2012年3月22日(木)
サルコジ氏が金融税導入
社党候補は富裕増税主張
仏大統領選まで1カ月
フランス大統領選挙の第1回投票(4月22日)まで1カ月。19日には10人の候補が出そろいました。24年ぶりのエリゼ宮(大統領府)奪還に向け、支持率でトップに立つ社会党のオランド候補を現職のサルコジ大統領が「右旋回」で猛追する一方、左翼共同候補のメランション氏が支持を広げています。 (山田芳進)
各種世論調査で社会党のオランド候補に支持率で大きく引き離されていた現職のサルコジ氏は、当初の予定を1カ月前倒しし、2月中旬に立候補を表明。
現職に焦り
就任以来進めてきた財政再建策が、庶民に痛みを押し付けるものだとの批判が広がるなかで、金融危機発生後はサルコジ氏も投機的な金融取引に批判的な態度を示し、フランス単独での金融取引税導入(2月法案成立)を急ぎました。
3月に入り、移民の受け入れ数の半減や、欧州域内各国の移動の自由を保障するシェンゲン協定加盟国に対する移民管理強化の提案などの公約を発表し、極右政党・国民戦線(FN)からの支持層の引き剥がしに一定成功。第1回投票での支持率で初めてオランド氏を抜いた世論調査もあります。
昨年10月の党内予備選を勝ち抜いた社会党のオランド元第1書記は、「購買力を引き上げる」と主張して当選したサルコジ氏の「公約違反」を中心に、サルコジ氏の失政を批判し、選挙戦をリード。富裕層に70%の所得税率を課すとの考えを示しています。

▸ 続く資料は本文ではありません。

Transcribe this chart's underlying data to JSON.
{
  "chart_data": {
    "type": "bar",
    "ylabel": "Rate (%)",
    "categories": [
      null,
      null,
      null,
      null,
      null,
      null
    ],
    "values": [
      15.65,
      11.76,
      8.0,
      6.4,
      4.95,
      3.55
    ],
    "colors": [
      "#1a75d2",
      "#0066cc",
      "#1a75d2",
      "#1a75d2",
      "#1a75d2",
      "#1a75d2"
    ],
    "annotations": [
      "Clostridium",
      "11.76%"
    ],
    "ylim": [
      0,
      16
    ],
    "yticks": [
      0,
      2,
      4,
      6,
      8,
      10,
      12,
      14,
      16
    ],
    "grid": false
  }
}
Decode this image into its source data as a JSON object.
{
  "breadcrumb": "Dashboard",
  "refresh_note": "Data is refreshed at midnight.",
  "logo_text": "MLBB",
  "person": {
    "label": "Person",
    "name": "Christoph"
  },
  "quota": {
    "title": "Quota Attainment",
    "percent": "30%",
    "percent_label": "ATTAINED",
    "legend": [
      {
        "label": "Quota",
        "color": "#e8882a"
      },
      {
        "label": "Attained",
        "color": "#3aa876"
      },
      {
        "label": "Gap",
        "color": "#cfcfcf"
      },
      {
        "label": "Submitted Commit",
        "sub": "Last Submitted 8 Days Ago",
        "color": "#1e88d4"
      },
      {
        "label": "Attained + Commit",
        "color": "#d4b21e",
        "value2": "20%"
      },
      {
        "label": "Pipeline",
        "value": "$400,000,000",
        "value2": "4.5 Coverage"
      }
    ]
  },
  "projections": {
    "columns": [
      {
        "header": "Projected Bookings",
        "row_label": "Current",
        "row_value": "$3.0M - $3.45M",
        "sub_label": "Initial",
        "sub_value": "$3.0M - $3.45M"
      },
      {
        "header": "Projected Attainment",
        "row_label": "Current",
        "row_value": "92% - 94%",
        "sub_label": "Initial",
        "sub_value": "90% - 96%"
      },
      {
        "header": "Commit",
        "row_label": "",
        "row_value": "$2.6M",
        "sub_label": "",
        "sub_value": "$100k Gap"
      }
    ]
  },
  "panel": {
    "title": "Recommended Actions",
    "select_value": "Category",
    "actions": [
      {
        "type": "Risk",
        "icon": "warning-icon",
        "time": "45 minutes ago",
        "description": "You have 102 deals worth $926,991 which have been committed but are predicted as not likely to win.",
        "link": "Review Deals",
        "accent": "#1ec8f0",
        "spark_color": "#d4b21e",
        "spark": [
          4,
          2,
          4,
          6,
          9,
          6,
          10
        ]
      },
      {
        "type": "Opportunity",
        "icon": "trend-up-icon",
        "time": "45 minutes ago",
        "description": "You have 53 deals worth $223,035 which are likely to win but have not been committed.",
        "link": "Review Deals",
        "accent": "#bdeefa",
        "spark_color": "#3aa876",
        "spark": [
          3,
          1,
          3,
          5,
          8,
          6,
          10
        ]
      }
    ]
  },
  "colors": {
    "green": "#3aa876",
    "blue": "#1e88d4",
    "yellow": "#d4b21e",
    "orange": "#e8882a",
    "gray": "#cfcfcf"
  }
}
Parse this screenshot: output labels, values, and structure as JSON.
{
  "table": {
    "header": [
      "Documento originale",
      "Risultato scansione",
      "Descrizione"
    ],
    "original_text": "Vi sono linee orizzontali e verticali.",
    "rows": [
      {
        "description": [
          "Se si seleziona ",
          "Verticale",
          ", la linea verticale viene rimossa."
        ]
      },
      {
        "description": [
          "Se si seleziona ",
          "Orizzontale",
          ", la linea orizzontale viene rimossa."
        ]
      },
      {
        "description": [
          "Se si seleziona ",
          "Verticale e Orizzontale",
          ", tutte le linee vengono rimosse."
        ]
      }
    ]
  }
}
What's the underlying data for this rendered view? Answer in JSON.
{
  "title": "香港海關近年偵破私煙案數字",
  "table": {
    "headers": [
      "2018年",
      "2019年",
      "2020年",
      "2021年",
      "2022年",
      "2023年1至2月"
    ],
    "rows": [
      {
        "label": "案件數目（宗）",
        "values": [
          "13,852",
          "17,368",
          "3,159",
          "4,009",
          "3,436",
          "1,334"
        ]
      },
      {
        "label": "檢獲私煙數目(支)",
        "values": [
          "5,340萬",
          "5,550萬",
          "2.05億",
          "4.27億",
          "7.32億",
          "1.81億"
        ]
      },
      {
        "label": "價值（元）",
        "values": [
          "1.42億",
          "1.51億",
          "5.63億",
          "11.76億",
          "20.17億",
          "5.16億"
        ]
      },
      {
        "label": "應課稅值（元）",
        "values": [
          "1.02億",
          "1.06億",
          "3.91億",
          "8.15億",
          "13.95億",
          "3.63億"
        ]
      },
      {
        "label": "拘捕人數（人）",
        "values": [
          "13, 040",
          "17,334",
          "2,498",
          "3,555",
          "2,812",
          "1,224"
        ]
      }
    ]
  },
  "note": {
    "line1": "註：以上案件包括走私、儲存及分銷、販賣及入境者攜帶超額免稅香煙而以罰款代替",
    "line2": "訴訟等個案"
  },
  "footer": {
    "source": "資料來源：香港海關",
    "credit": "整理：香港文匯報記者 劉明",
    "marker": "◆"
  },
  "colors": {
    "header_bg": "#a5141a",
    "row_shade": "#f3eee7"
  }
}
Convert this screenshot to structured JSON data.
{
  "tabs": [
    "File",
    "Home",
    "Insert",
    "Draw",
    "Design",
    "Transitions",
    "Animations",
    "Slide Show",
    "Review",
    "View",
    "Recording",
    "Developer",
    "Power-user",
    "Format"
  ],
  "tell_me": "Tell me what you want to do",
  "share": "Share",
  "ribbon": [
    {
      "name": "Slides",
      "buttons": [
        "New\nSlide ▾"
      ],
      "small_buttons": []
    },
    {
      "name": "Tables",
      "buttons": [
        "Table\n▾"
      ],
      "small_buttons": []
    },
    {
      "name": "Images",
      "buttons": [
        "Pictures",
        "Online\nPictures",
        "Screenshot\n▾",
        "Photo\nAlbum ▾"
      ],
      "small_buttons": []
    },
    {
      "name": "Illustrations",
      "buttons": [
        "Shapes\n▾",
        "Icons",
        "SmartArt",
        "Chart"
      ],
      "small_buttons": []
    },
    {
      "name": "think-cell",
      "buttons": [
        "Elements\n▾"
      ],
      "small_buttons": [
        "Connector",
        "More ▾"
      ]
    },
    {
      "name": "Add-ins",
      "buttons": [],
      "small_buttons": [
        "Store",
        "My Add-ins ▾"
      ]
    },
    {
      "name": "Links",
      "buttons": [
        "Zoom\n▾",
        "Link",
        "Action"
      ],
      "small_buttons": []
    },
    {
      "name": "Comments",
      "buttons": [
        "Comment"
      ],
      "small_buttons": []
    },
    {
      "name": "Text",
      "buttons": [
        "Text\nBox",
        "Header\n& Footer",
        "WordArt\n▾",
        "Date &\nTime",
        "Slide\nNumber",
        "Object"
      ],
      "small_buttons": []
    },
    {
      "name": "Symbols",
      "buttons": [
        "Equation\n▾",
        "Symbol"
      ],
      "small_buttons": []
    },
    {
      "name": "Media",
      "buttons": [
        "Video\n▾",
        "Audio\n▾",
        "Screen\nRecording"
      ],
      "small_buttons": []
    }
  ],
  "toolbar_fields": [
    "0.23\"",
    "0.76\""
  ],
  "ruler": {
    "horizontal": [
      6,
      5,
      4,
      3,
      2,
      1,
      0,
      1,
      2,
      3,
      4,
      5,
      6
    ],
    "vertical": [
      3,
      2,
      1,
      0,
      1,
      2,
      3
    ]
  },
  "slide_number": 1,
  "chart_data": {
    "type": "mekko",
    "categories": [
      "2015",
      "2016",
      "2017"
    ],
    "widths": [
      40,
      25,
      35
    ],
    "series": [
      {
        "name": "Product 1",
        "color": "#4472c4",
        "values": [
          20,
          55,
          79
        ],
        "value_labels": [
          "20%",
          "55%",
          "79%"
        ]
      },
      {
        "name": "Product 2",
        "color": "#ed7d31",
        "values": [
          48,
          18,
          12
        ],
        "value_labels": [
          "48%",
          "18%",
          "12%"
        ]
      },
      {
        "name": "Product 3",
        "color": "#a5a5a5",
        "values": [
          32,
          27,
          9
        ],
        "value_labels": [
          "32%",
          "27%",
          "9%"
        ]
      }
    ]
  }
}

原子力大国フランスで、消費電力の原子力への依存度を現在の75%から50%に引き下げることを、欧州エコロジー・緑の党(EELV)と協定を交わすなかで公約化。サルコジ氏が原子力産業における「雇用の確保」を理由に原子力にしがみつく姿勢とは対照的です。
左翼が結集
過去2回の大統領選で共産党の独自候補は、それぞれ得票率3・37%、1・93%と惨敗。「左翼の結集」を旗印に共産党と左翼党(メランション党首)が選挙協力する形で2008年にスタートした「左翼戦線」は、この間の地方選挙や欧州議会選挙でも結果を残してきました。
メランション氏は、現在約1400ユーロの月額最低賃金を1700ユーロに引き上げること、サルコジ政権下で引き上げられた法定退職年齢を60歳に戻すことなどを主張。各種世論調査で10%以上の支持を獲得しています。
仏大統領選挙 第1回投票で投票総数の過半数を得る候補者がいない場合、上位2人による決選投票が2週間後(今回は5月6日)に行われます。大統領の任期は5年で、連続再選は1度だけ可能。